Published online by Cambridge University Press: 20 January 2024
Introduction
Throughout this book, we have considered how young graduates construct their transitions to future lives and work, and, at the same time, how they are constructed through those transitions. The making of graduate lives is about profoundly more than finding work. We have shown that there are many ways to be a graduate, and in doing so, we have considered the value that young people place on the work they do and the work to which they aspire. For some, success entailed finding work that required a degree qualification (for example, as a fund-raising officer or project manager in Chapter 8). For others, being a successful graduate entailed finding work that utilized skills and knowledge from their university degree (such as biological knowledge in Chapter 3 and engineering skills in Chapter 5). For yet others, the emphasis was on finding work that they found valuable or meaningful (care work and international development work in Chapter 7; teaching in Chapter 4). The rewards of work in terms of both remuneration and personal satisfaction varied, and there was sometimes a trade-off between the two. The work that graduates constructed as worthy and meaningful was not necessarily well paid, while particularly well-paid work was not often constructed in terms of social value; in one case, the lucrative career of banking was described as ‘selling youth’.

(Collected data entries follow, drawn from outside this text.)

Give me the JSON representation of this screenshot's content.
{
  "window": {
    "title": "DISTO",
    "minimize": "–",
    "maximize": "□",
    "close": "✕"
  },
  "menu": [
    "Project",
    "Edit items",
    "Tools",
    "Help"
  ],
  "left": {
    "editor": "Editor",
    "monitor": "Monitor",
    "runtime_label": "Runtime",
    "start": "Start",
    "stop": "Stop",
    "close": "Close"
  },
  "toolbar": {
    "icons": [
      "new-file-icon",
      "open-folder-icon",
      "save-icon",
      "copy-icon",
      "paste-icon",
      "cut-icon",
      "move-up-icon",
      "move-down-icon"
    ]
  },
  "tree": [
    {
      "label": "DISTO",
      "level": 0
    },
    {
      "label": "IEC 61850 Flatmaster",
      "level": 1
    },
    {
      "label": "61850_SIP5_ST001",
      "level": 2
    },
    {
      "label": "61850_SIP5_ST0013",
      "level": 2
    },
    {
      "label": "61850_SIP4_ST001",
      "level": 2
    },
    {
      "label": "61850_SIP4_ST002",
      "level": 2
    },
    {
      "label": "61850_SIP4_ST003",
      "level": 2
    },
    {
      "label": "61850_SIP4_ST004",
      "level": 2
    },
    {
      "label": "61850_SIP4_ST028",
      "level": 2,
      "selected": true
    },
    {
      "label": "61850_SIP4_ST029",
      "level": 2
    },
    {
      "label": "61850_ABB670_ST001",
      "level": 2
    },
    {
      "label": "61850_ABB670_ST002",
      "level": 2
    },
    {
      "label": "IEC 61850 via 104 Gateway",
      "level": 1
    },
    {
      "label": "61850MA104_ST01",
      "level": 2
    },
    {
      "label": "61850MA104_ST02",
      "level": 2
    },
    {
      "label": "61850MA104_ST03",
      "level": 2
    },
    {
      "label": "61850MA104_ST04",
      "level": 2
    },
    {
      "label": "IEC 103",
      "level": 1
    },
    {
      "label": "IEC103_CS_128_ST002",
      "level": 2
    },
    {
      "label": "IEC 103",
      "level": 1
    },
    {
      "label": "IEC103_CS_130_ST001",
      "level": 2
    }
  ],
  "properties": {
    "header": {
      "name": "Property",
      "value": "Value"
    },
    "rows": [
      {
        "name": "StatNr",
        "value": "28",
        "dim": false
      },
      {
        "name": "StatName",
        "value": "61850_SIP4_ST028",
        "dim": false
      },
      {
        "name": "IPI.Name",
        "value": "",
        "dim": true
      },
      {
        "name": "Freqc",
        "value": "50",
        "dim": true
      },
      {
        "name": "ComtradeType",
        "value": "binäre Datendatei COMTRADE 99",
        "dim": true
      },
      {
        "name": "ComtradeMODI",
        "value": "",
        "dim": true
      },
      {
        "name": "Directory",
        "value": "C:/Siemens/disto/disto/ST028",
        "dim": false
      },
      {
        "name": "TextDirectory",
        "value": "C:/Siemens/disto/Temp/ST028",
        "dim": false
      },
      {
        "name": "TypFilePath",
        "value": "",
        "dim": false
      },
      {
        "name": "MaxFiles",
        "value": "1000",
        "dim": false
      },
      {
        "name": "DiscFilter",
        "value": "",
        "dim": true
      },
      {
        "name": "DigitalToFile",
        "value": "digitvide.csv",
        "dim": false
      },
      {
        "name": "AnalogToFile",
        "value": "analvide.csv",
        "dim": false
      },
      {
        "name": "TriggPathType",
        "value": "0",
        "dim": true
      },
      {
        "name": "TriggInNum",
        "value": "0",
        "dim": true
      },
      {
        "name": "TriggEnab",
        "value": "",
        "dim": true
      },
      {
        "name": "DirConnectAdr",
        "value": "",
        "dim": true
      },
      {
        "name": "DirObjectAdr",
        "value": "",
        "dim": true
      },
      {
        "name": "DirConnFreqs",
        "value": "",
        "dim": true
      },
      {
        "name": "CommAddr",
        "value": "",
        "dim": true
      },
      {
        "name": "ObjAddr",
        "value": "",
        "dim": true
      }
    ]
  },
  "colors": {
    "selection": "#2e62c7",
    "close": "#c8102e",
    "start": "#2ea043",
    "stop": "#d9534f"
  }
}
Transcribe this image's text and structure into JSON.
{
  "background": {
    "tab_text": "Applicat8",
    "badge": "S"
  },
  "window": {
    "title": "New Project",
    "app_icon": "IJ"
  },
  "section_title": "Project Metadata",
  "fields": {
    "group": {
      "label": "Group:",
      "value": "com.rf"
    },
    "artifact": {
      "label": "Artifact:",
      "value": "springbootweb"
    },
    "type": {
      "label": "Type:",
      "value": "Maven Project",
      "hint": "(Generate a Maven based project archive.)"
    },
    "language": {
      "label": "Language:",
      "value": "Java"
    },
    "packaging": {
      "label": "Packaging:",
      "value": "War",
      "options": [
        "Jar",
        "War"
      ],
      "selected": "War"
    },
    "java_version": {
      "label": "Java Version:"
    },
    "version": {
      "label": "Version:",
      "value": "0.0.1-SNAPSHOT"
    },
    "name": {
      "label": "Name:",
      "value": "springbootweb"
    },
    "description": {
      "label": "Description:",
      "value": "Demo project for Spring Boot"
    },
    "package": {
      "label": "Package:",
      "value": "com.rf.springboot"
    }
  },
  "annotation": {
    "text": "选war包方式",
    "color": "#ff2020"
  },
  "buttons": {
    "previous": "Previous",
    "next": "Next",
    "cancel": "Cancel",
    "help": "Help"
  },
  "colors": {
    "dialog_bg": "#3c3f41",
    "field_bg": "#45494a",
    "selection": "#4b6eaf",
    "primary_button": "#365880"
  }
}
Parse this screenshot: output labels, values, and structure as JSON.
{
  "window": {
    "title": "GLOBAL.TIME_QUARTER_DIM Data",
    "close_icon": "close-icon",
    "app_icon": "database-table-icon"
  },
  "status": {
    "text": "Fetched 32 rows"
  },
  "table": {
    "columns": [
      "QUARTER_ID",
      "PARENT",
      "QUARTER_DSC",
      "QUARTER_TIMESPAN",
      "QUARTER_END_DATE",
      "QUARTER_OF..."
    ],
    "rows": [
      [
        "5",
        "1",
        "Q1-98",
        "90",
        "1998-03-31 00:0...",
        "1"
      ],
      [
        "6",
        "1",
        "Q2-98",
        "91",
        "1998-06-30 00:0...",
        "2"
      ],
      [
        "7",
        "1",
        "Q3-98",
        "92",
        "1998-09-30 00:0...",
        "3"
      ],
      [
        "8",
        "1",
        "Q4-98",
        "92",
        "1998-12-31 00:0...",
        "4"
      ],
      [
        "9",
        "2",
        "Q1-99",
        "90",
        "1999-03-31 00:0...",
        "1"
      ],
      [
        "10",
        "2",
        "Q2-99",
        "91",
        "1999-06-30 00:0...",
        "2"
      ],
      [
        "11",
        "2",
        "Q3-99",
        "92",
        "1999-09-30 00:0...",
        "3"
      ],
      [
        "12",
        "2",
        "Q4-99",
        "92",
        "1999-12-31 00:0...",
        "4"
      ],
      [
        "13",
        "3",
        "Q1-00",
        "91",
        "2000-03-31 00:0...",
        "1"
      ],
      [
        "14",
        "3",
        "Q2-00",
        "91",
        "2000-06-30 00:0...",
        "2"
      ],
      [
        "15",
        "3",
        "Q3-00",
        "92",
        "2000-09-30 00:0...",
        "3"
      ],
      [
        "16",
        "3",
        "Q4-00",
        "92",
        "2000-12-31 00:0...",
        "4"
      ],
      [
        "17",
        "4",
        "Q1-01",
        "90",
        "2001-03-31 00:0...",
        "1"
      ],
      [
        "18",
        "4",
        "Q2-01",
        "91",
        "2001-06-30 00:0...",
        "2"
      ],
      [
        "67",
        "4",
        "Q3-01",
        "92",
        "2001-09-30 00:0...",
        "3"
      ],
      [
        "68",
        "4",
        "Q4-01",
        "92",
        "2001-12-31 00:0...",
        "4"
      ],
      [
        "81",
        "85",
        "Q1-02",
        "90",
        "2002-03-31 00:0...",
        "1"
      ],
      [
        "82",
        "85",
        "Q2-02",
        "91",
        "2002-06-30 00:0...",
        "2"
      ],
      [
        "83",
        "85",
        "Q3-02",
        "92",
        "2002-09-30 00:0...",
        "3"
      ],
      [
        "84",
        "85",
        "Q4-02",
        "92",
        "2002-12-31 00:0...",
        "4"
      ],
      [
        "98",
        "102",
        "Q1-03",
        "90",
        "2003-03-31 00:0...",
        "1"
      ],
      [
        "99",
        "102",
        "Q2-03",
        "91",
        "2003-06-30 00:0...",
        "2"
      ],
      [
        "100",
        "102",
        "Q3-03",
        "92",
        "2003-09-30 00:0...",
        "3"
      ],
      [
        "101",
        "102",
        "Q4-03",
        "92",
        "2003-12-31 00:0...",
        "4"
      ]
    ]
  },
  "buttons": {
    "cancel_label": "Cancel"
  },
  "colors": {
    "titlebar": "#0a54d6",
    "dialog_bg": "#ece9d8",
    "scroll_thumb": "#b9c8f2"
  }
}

While the chapters in the book are based on the narratives of individual participants in the project, this is not merely a set of stories about graduate labour market transitions. Rather, the stories are located within their histories, which consider the connection between structural, institutional and subjective factors in understanding social action and the workings of inequality (Bathmaker, 2010; Burke, 2016; Tarabini and Ingram, 2018). Looking deeply at experiences at the individual level has provided important insight into the reproduction of structural inequalities and how they manifest through the habitus, embodied cultural capital and symbolic classifications that differentiate graduates’ value on the labour market.
Labour market futures were not the only consideration for participants in our study; they also talked about how they understood their futures as more than getting a job and achieving a successful career.